"Okay," Frank said, coming to a swift decision. He noted Grace's number, then went toward the Ultrablack beyond the door. At the threshhold, he turned. "I may not get the chance to phone," he said. "If things go wrong, I mean. Give me half an hour. If I haven't called by then—" He avoided looking at Stanton's perspiring face. "Go ahead."

Bob reached out and took the Snapper. "Good luck," he said. Frank nodded wordlessly, and stepped out into the blackness. In another minute, Bob heard the rumble of the prop-Goon's motors, and then the whir of its wheels on the pavement outside. When it died in the distance, he looked down at his prisoner.

"I'm sorry, sir," he said, "really sorry. It was the only thing to do, while he was here. I knew he wouldn't go through with it. Killing you, I mean." He stooped and helped him up.

"What if he'd agreed!?" Stanton complained, taking his weapon and pocketing it.

Bob looked up, surprised. "I'd have had to kill him, of course. Without your permission, I didn't dare let on in front of him. I thought you'd want me in a position of trust, still. Frank won't alert any other members of the movement against me, this way."

Stanton grunted noncommittally at the statement, and got to his feet. Then he stepped to the phone and dialled Madge Benedict's number. The receiver shrilled in his ear, over and over, as the phone in her office rang. He waited for six rings, then hung up, his face thoughtful.

"Madge is never supposed to leave the phone without my permission during an emergency. Something's happened. They may be up there already.... They must be up there already!"

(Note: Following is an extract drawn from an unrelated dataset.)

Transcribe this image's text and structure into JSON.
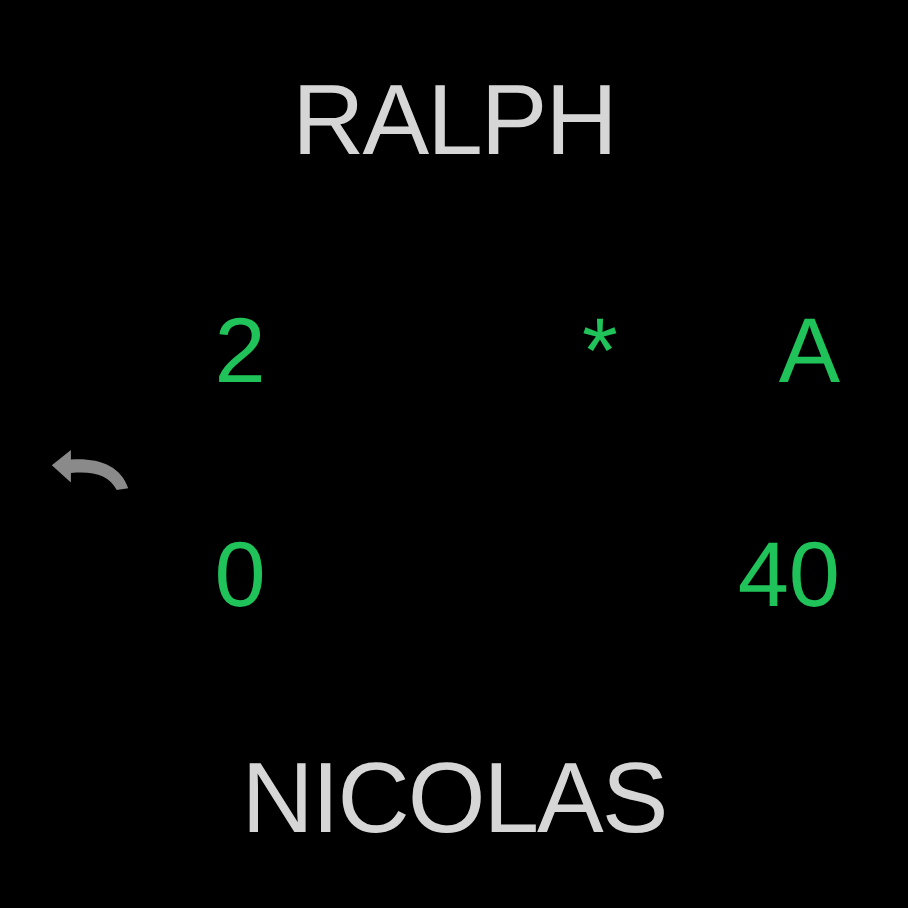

"What can we do?" Bob blurted, frightened. "Once they gain control of the Speaksters—"

"That takes time," Stanton said. "They'll have to lift Ultrablack, flash an emergency call to the Temples on the Proposition Screens, and wait until the Kinsmen have arrived to make their announcements. But there's a way to stop them. The Goons. And they're controlled by the Brain—Or by whomever is at the controls of the Brain!" he added with a smile that sent gooseflesh along Lennick's back.

"But how can we get there in Ultrablack?" Bob asked. "If we wait for them to turn it on, we won't have much time before the Kinsmen get to the Temples...." He stopped when he saw what Stanton was doing. The President, from an inner pocket of his coat, had taken a sort of transparent grey oval of some plastic material, and was fitting it before his eyes by means of an elastic strap. When it was in place, he could just barely see the President's balefully glaring eyes. "I didn't know such a thing existed," he said, knowing what the eyeshield was for, suddenly.